Let's build a backend workflow that downloads videos from an AWS S3 bucket, detects objects on these videos (TensorFlow algorithm) and uploads the tagged video back to the S3 bucket.
So let's build this workflow with Ryax.
We login and create a new workflow.
We can choose from a wide variety of triggers to start the workflow.
We select a single execution trigger for now.
You can configure each workflow module in the right panel.
Now we add an AWS S3 bucket dlownload action.
And we set it up using our bucket credentials.
Now we can work on the video itself.
We cut the video frame by frame so the algorithm can detect objects on single images.
We use the output from the previous action (the video) and ingest it into the next action via a 'link' path.
Next we feed the individual frames to the TensorFlow object detection algorithm.
We choosed th MobileNet v2 model.
And link the previous output to his action.
Last step is to reconstruct the result video with the tagged frames.
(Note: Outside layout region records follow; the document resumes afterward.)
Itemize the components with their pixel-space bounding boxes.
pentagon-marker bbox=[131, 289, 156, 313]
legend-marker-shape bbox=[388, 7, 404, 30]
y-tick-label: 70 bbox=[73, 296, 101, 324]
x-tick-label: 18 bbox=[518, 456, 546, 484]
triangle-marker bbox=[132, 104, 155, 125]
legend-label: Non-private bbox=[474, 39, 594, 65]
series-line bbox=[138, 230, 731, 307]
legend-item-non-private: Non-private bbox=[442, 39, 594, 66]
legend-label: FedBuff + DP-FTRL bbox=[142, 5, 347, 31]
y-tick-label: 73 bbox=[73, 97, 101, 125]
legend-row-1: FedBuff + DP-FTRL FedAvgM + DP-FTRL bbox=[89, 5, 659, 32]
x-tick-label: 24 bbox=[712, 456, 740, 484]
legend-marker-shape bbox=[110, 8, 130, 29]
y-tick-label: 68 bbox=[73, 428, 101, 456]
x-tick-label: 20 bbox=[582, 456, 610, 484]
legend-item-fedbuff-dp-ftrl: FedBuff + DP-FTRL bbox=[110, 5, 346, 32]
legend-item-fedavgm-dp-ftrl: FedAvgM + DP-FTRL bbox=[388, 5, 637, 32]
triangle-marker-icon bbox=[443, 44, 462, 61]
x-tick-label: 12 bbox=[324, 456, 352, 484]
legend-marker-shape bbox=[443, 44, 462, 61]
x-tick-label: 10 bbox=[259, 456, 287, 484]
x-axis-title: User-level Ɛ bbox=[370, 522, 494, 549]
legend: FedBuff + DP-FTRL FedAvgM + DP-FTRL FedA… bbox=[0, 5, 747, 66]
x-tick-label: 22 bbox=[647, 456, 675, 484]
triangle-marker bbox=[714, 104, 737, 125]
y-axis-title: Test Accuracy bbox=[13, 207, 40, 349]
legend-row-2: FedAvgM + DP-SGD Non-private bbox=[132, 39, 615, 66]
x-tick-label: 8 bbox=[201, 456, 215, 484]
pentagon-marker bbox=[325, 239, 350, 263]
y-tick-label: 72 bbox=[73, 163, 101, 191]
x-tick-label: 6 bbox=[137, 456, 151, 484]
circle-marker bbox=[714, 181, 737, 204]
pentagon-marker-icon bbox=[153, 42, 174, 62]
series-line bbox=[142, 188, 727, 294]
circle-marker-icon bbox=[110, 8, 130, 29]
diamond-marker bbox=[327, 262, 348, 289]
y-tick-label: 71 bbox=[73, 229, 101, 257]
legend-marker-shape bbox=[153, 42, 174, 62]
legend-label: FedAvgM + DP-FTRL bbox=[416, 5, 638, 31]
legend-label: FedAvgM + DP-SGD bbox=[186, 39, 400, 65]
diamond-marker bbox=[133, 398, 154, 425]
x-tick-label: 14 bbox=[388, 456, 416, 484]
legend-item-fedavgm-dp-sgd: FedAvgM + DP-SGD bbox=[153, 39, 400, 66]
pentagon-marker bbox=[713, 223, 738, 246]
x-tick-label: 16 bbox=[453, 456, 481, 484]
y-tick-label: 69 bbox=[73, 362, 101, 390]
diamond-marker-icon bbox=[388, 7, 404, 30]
We're now ready to deploy our workflow.
We can also generate an API on the spot to expose any of our workflow steps as API endpoints.
Let's deploy our workflow now.
Once deployed our workflow enters a ready state where it can be triggered and gereate executions.
Let's take a look at our first run.
This view allows us to observe the workflow while it's running.
We are able to access timestamps, logs and intermediate data for all our workflow's steps.
We download all intermediate data to check it out.
We can check these out for errors and status reports.
Now let's go back to our workflow and add a bucket upload step.
We configure it in a similar fashion as the existing download step.
Now let's deploy our workflow again.
And observe the steps running.
This time our result video has been uploaded back to the bucket.
This backend workflow is now ready for production.